Tu dessines les couvertures de Cap'tain Swing depuis plusieurs mois maintenant. Quels étaient tes rapports avec ce personnage en particulier et les PF en général ?
Pour les pf, j'ai répondu en partie dans la première question. Mis à part Pif que j'ai suivi durant des années, quelques Tintin et Astérix, je n'ai lu que des 13/18 durant toute mon enfance. Je n'étais vraiment fan que de deux éditeurs : Lug et Mon Journal (même s'il m'est arrivé d'apprécier des "Oliver" de chez Impéria, ou autre "Kébir").

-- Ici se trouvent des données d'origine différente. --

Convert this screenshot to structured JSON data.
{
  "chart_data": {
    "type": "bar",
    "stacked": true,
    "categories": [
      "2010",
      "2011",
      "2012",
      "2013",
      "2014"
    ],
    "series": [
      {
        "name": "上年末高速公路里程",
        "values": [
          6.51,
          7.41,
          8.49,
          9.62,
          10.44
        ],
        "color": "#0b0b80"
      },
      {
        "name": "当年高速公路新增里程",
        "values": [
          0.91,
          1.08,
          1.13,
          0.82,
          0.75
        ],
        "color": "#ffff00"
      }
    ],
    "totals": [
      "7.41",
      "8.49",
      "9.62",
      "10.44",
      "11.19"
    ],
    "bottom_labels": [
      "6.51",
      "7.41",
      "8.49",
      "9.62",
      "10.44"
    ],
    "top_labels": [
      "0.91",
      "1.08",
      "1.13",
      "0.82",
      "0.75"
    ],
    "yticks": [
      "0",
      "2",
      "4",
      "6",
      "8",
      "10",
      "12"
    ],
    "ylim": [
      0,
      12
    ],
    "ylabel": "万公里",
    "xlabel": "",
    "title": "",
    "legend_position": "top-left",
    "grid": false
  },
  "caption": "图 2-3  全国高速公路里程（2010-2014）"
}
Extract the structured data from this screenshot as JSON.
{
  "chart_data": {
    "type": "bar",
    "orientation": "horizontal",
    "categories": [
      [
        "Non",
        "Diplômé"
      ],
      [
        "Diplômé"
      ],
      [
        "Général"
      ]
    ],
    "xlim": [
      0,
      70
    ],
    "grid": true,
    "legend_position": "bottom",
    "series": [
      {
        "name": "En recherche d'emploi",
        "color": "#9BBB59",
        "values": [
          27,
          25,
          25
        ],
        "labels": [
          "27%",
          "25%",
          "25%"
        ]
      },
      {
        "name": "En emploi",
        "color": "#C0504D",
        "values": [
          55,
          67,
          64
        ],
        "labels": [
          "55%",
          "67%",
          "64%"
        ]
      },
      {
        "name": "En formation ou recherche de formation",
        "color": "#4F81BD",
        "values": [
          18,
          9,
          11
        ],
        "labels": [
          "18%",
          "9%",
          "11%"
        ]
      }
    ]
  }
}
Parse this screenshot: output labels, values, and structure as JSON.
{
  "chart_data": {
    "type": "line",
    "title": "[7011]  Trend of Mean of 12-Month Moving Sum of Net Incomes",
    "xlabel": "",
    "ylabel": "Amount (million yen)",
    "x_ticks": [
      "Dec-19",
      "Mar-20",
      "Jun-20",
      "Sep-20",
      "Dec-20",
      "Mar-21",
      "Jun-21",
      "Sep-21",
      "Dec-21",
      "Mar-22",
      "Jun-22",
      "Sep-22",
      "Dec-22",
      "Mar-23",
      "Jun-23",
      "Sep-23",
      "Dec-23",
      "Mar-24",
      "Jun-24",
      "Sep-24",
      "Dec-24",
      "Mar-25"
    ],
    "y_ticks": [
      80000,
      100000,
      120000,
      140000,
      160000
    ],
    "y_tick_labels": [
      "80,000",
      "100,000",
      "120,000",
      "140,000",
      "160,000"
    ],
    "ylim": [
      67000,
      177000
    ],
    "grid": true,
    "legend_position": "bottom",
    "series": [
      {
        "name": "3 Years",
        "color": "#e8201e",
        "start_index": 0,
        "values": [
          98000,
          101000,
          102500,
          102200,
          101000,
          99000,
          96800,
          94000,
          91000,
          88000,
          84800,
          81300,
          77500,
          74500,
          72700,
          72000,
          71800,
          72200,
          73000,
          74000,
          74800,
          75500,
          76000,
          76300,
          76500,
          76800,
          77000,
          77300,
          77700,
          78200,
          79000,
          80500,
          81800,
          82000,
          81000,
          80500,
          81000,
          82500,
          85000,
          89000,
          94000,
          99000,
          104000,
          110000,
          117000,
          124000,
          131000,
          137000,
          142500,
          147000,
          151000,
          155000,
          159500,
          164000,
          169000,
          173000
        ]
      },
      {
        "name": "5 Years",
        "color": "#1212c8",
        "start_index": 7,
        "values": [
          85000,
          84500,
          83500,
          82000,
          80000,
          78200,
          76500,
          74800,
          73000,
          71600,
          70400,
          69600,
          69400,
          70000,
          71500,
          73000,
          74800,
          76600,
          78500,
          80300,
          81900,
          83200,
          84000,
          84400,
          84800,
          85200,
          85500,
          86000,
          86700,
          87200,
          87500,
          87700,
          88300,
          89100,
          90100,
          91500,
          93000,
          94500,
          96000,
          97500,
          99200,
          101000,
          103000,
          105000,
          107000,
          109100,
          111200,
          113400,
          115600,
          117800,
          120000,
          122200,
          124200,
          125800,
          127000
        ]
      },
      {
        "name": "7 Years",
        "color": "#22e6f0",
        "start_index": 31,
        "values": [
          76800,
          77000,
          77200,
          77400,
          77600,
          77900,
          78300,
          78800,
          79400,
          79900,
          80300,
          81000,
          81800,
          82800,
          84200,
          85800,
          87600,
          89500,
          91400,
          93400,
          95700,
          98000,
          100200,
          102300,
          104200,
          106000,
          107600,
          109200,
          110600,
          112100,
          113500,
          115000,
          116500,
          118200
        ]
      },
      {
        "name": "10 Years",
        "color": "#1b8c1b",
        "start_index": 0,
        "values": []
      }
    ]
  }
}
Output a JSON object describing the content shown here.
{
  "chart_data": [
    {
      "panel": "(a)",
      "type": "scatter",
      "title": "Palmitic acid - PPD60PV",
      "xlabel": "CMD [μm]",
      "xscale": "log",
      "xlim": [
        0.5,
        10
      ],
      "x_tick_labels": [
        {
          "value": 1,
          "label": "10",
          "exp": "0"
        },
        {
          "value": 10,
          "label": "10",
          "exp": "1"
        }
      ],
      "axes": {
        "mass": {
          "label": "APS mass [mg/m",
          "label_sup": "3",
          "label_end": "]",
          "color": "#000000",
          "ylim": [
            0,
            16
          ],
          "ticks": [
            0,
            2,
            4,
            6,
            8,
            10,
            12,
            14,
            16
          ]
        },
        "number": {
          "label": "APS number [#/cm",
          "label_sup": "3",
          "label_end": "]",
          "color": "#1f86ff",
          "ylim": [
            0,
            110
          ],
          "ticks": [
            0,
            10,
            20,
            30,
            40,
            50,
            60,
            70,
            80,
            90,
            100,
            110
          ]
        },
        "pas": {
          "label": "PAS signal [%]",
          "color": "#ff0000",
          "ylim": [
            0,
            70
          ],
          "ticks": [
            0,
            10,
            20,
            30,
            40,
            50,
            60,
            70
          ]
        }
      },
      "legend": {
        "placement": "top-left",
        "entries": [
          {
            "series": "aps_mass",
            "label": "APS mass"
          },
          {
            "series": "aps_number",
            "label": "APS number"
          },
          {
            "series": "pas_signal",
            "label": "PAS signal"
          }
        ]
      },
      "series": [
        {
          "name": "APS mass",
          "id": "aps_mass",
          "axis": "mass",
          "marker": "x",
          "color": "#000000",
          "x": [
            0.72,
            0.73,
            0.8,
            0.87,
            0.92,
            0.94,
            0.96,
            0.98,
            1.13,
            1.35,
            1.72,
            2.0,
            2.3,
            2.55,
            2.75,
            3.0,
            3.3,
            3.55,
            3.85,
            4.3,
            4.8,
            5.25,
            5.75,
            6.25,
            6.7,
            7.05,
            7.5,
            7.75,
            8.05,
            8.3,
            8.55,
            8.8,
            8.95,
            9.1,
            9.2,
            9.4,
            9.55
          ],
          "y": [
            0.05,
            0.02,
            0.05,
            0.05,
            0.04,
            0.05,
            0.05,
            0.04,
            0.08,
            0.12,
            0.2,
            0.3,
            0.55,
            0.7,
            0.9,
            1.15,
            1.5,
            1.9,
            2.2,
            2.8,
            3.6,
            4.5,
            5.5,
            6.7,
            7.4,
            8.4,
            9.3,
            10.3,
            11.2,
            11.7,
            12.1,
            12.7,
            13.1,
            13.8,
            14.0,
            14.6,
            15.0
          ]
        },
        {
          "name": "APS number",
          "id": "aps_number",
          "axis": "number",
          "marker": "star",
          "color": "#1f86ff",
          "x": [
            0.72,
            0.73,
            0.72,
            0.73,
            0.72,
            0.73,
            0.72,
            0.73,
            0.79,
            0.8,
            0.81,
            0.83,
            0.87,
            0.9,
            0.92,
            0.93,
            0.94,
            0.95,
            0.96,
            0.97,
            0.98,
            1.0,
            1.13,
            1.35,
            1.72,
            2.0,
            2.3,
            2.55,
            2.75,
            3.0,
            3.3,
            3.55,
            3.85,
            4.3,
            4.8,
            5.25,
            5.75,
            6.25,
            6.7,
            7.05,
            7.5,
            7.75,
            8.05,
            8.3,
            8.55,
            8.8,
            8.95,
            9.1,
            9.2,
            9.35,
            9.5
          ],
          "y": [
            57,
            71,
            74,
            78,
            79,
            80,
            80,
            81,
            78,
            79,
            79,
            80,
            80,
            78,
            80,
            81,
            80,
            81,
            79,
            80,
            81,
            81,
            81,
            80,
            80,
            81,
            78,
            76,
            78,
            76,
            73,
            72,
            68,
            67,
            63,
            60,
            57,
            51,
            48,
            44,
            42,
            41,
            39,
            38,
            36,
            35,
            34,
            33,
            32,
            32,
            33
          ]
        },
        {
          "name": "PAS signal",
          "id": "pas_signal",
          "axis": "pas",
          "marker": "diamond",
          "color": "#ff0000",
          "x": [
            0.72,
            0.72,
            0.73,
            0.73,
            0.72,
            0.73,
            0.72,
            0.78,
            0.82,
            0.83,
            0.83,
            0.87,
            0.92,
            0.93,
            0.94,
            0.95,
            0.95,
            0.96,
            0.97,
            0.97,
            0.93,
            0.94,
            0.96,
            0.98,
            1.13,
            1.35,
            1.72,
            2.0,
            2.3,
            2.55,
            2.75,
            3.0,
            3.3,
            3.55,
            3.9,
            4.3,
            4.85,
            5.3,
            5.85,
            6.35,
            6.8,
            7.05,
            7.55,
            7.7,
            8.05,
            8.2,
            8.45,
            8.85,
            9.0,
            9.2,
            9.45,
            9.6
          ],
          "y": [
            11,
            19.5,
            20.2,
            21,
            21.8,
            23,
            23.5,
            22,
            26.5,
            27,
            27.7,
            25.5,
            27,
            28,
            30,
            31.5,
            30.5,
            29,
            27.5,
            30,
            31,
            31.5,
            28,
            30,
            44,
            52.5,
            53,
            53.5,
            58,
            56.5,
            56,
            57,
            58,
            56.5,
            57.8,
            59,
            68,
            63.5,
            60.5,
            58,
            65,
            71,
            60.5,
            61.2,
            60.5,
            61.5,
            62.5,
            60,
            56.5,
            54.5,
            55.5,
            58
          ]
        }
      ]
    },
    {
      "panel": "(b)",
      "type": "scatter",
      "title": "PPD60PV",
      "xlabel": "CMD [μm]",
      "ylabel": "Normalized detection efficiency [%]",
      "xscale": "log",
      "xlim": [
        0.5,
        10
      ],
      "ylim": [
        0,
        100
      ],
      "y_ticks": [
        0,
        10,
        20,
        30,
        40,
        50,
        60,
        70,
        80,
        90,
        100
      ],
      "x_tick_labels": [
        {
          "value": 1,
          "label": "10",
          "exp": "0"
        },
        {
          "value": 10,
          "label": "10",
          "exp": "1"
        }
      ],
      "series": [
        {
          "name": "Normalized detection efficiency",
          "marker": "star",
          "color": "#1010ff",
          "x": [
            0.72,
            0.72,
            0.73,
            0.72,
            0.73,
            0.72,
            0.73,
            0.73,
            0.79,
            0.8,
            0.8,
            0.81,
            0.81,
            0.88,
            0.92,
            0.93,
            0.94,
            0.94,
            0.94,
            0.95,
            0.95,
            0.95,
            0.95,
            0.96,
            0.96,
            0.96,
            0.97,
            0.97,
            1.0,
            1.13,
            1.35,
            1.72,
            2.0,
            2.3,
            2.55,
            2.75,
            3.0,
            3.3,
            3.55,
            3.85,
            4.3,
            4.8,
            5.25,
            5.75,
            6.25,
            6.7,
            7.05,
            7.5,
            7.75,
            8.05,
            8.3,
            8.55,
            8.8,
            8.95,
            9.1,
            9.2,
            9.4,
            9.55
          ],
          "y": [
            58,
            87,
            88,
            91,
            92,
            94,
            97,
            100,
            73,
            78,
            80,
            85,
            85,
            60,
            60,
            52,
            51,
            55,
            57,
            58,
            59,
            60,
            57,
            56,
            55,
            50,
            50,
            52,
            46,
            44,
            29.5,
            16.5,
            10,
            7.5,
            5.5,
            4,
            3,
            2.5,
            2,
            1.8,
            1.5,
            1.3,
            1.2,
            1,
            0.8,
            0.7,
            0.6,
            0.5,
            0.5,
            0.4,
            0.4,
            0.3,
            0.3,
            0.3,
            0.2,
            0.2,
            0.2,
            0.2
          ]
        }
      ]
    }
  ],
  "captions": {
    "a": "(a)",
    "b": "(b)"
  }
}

Actuellement, j'ai dans ma collection des pièces rares comme Akim 3, 4, 5, Rodéo 47, de premiers Hondo, Pipo, etc... A l'âge de 11 ans, j'ai découvert les comics avec Strange. Depuis, je les ai tous récupérés, ainsi que Fantask, Marvel, et les albums Lug super-héros. Cette nouvelle passion m'a fait rapidement découvrir les pockets Arédit, et j'ai donc pu ajouter un autre éditeur à ma passion des pf. Le problème, c'est que j'ai vendu une bonne partie de ma collection Arédit en déménageant un temps à Perpignan. Depuis, je récupère petit à petit les titres manquants. Heureusement, sur le forum de Pimpf, il ne manque pas de bonnes occases à faire auprès de mecs sympas et réglos. Depuis que je suis connecté et que j'ai découvert le "Marché", j'ai trouvé déjà pas mal d'Arédit me manquant. Cool! Chez Mon Journal, mes titres préférés étant gosse étaient Ivanhoé, Lancelot... Et Swing. J'aimais aussi beaucoup Puma Noir, qui sortait en complément de la série-titre dans ces années-là. Tu imagines donc ma plaisir lorsque j'ai eu l'occasion d'illustrer les nouvelles couvertures de notre capitaine rebelle préféré. Avec les couvs de Juin à Août 2005 que vient de me commander MJ, j'aurais illustré 12 couvs d'affilée. Plus que je n'aurais espéré!. Avec Pif Gadget et Lug, Mon Journal était la boîte qui me faisait rêver étant enfant. Comme ça, je suis passé de l'autre côté du miroir, et ai pu apporter ma modeste pierre à l'édifice éternel des trois pourvoyeurs de bonheur de mon enfance. C'est pas si courant, et, crois-moi, je savoure!

Crayonné d'une couverture de Capt'ain Swing

As-tu d'autres projets à plus ou moins longs termes ?
Oui, bien sûr. Depuis Avril, j'ai commencé une collaboration avec Warner, édité en France par Cyberpress, en tant que scénariste/dialoguiste sur des pages de gags. C'est Cyril Bouquet (qui avait déjà illustré un court récit de Dharkold) qui signe les dessins. Nous espérons pouvoir intensifier nos productions chez eux. Sinon, je compte proposer bientôt une 2ème série réaliste à Pif, et peut-être une série comique. Et puis, Dharkold, dès que l'opportunité se présentera. J'aimerais également développer les deux autres segments de mon triptyque consacré à la mythologie celtique, Dharkold étant le premier, généralement situé dans le passé. Les deux autres se déroulent, pour l'un dans le présent, pour l'autre dans l'avenir. Mais tout cela, ça fait beaucoup d'énergie à déployer. Si j'arrive déjà à installer durablement Quentin et à faire revivre Dharkold, je m'estimerai amplement satisfait. Et puis bien sûr, j'espère pouvoir continuer à réaliser des couvertures pour Swing encore longtemps, même par intermittence. Merci de m'avoir proposé cette interview, Dom! Encore bravo pour ta ténacité, et longue vie à Pimpf, véritable bible des pf, que ce soit sur papier ou en ligne.
Bonne route à tous!

Entretien réalisé par Dominik Vallet via internet le 1er juin 2005.